About at Home Oral Care.

How to brush your teeth effectively.

Step 1: Place bristles along the gum line at a 45-degree angle. Gently brush using a circular motion along the outer and inner tooth surfaces.

Step 2: Brush each tooth individually. Tilt the toothbrush vertically behind the front teeth. Using the front half of the toothbrush, use the same circular motion.

Step 3: Place the toothbrush against the biting surface of the teeth and use a gentle back-and-forth motion.

Finally, brush the tongue to remove odor-producing bacteria.

How to floss your teeth effectively.

Split off about 18 inches of floss and wind some of it around your middle finger (3 turns); this finger will take up the floss as it becomes dirty.

Next, shorten the length between the two fingers to 6 inches and wind some floss (1 turn) around the opposite middle finger. Hold the floss tightly between your thumbs and index fingers. Guide the floss between your teeth using a gentle rubbing motion. When the floss reaches the gum line, curve it into a C-shape against one tooth. Gently slide it into the space between the gum and the tooth. Hold the floss tightly against the tooth as you gently rub the side of the tooth with an up and down motion. Before retrieving it, reverse the C-shape to clean the adjacent tooth surface as well.

As you finish cleaning each tooth, wind the dirty floss once around the first, middle finger and slide more new length of floss to proceed to the next teeth.

Flossing Facts

Periodontal disease commonly occurs between teeth where your toothbrush cannot reach, especially between the harder to clean back teeth. Flossing is a very efficient way to remove plaque from between teeth.

No one type of floss is more effective. Use whatever you can get. Patients with tightly spaced teeth find waxed floss more easily slides between teeth.

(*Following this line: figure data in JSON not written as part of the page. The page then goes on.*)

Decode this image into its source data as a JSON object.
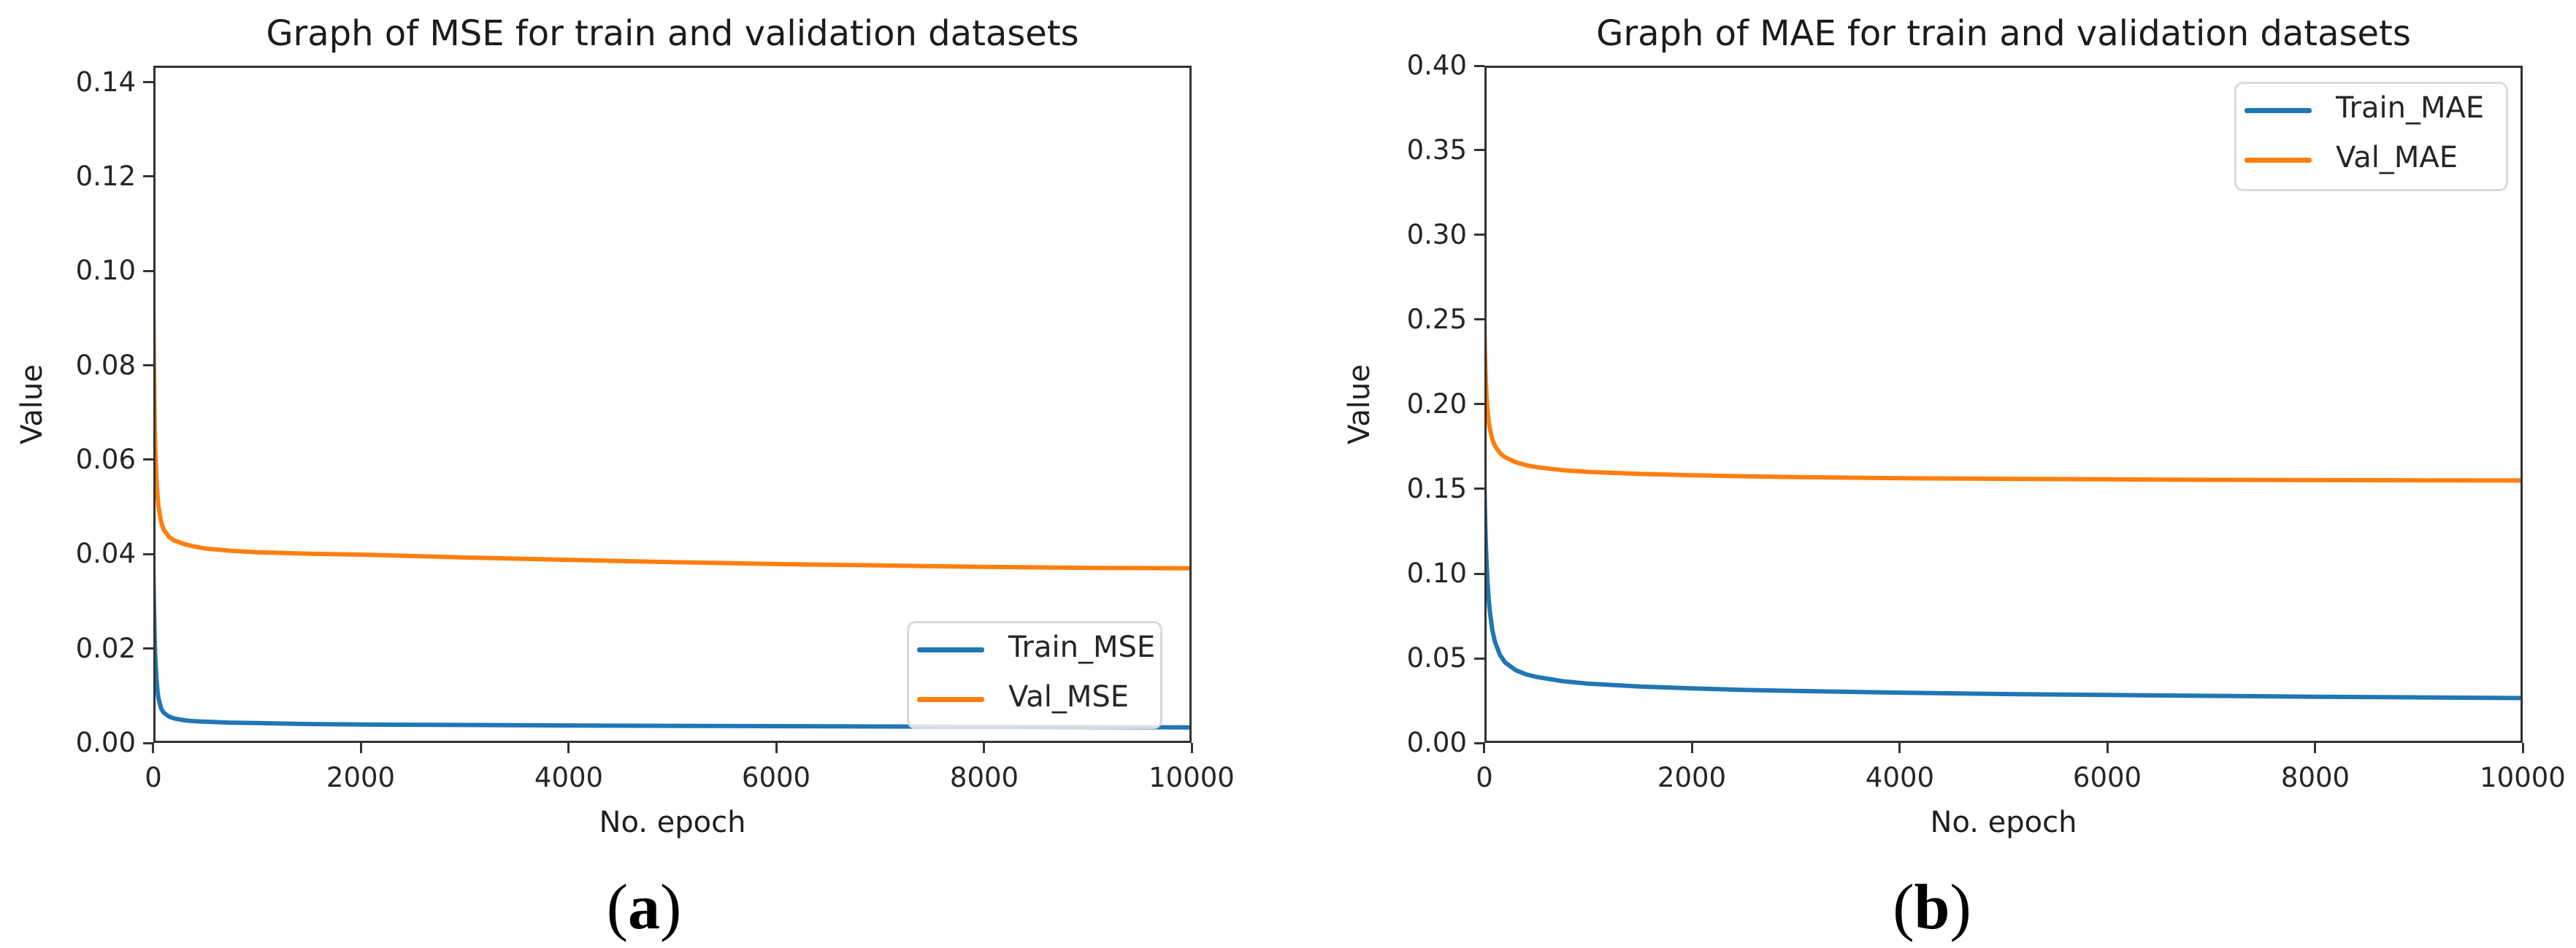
{
  "figure": {
    "captions": [
      {
        "open": "(",
        "letter": "a",
        "close": ")"
      },
      {
        "open": "(",
        "letter": "b",
        "close": ")"
      }
    ]
  },
  "colors": {
    "train_line": "#1f77b4",
    "val_line": "#ff7f0e",
    "spine": "#333333",
    "legend_border": "#d9d9d9"
  },
  "chart_data": [
    {
      "type": "line",
      "title": "Graph of MSE for train and validation datasets",
      "xlabel": "No. epoch",
      "ylabel": "Value",
      "xlim": [
        0,
        10000
      ],
      "ylim": [
        0,
        0.1435
      ],
      "grid": false,
      "legend_position": "lower right",
      "xticks": [
        0,
        2000,
        4000,
        6000,
        8000,
        10000
      ],
      "ytick_labels": [
        "0.00",
        "0.02",
        "0.04",
        "0.06",
        "0.08",
        "0.10",
        "0.12",
        "0.14"
      ],
      "x": [
        0,
        5,
        10,
        15,
        20,
        30,
        40,
        50,
        75,
        100,
        150,
        200,
        300,
        400,
        500,
        750,
        1000,
        1500,
        2000,
        2500,
        3000,
        4000,
        5000,
        6000,
        7000,
        8000,
        9000,
        10000
      ],
      "series": [
        {
          "name": "Train_MSE",
          "color": "#1f77b4",
          "values": [
            0.037,
            0.0305,
            0.025,
            0.0208,
            0.0178,
            0.0136,
            0.011,
            0.0094,
            0.0073,
            0.0064,
            0.0056,
            0.0052,
            0.0048,
            0.0046,
            0.0045,
            0.0043,
            0.0042,
            0.004,
            0.0039,
            0.00385,
            0.0038,
            0.0037,
            0.00362,
            0.00355,
            0.00348,
            0.00342,
            0.00336,
            0.0033
          ]
        },
        {
          "name": "Val_MSE",
          "color": "#ff7f0e",
          "values": [
            0.093,
            0.082,
            0.073,
            0.066,
            0.0615,
            0.056,
            0.0525,
            0.05,
            0.0468,
            0.0452,
            0.0437,
            0.0429,
            0.0421,
            0.0416,
            0.0412,
            0.0407,
            0.0404,
            0.0401,
            0.0399,
            0.0396,
            0.0393,
            0.0388,
            0.0383,
            0.0379,
            0.0376,
            0.0373,
            0.0371,
            0.037
          ]
        }
      ]
    },
    {
      "type": "line",
      "title": "Graph of MAE for train and validation datasets",
      "xlabel": "No. epoch",
      "ylabel": "Value",
      "xlim": [
        0,
        10000
      ],
      "ylim": [
        0,
        0.4
      ],
      "grid": false,
      "legend_position": "upper right",
      "xticks": [
        0,
        2000,
        4000,
        6000,
        8000,
        10000
      ],
      "ytick_labels": [
        "0.00",
        "0.05",
        "0.10",
        "0.15",
        "0.20",
        "0.25",
        "0.30",
        "0.35",
        "0.40"
      ],
      "x": [
        0,
        5,
        10,
        15,
        20,
        30,
        40,
        50,
        75,
        100,
        150,
        200,
        300,
        400,
        500,
        750,
        1000,
        1500,
        2000,
        2500,
        3000,
        4000,
        5000,
        6000,
        7000,
        8000,
        9000,
        10000
      ],
      "series": [
        {
          "name": "Train_MAE",
          "color": "#1f77b4",
          "values": [
            0.155,
            0.139,
            0.126,
            0.116,
            0.108,
            0.095,
            0.086,
            0.079,
            0.067,
            0.06,
            0.052,
            0.0475,
            0.043,
            0.0405,
            0.039,
            0.0365,
            0.035,
            0.0333,
            0.0322,
            0.0313,
            0.0307,
            0.0297,
            0.0289,
            0.0283,
            0.0278,
            0.0273,
            0.0269,
            0.0265
          ]
        },
        {
          "name": "Val_MAE",
          "color": "#ff7f0e",
          "values": [
            0.247,
            0.232,
            0.221,
            0.2125,
            0.206,
            0.1965,
            0.1905,
            0.1865,
            0.1795,
            0.1755,
            0.1712,
            0.1687,
            0.1658,
            0.1641,
            0.1629,
            0.1611,
            0.1601,
            0.1589,
            0.1581,
            0.1575,
            0.157,
            0.1564,
            0.156,
            0.1557,
            0.1554,
            0.1552,
            0.1551,
            0.155
          ]
        }
      ]
    }
  ]
}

In addition, waxed floss is usually more robust and won't break as easily as unwaxed floss. But in the end, waxed and unwaxed floss are equally effective. The important thing is to use it every day!

What Is Fluoride? Benefits, Side Effects, Is It Safe?

Fluoride, a mineral found naturally in water, plays a role in tooth development and cavity prevention.

Fluoride combats tooth decay in two ways:

  1. It strengthens tooth enamel, a strong shell that protects the teeth to resist the acid formed by plaque.
  2. Fluoride allows teeth damaged by acid to repair or re-mineralize themselves.

Fluoride cannot repair cavities, but it can reverse low levels of tooth decay and thus prevent new cavities from forming.

The American Academy of Pediatrics recommends that children living in non-fluoridated areas or children who drink only non-fluoridated bottled water should receive supplements. Fluoride supplements are given daily to children between 6 months and 16 years. The dosage will change as the child grows.

Most children get the proper amount of fluoride through a combination of fluoride toothpaste, fluoridated water, and supplements. Too much fluoride before eight years of age can cause fluorosis, discoloration, or mottling of the permanent teeth. This condition is unsightly but harmless. The dentist can undo the esthetic symptoms of enamel fluorosis with cosmetic dentistry.

Fluoride is a mineral known to be safe and effective at preventing tooth decay. There is no evidence to prove that fluoride causes disease or other disorders.

All of the following organizations have produced statements declaring fluoride is a safe and effective method to prevent dental decay in children and adults:

  • American Academy of Family Physicians (AAFP)
  • American Academy of Pediatrics (AAP)
  • American Association for Dental Research (AADR)
  • American Dental Association (ADA)
  • American Public Health Association (APHA)
  • Centers for Disease Control and Prevention (CDC)
  • World Health Organization (WHO)

Dental Plaque, What Is It?

Plaque is essentially the start of gum disease problems. Plaque is a build-up from bacteria in the mouth and particles from the foods you eat every day.

Sugars turn plaque into a tooth-eating acid that collects just above the gum line. Without proper oral care, the acid will start eating at the teeth producing cavities, and the plaque can cause gum disease.

Plaque allowed to remain on teeth for a prolonged period can cause cavities, gingivitis, and other problems in your mouth. If it's left longer than that, serious dental procedures may be required to restore your oral health.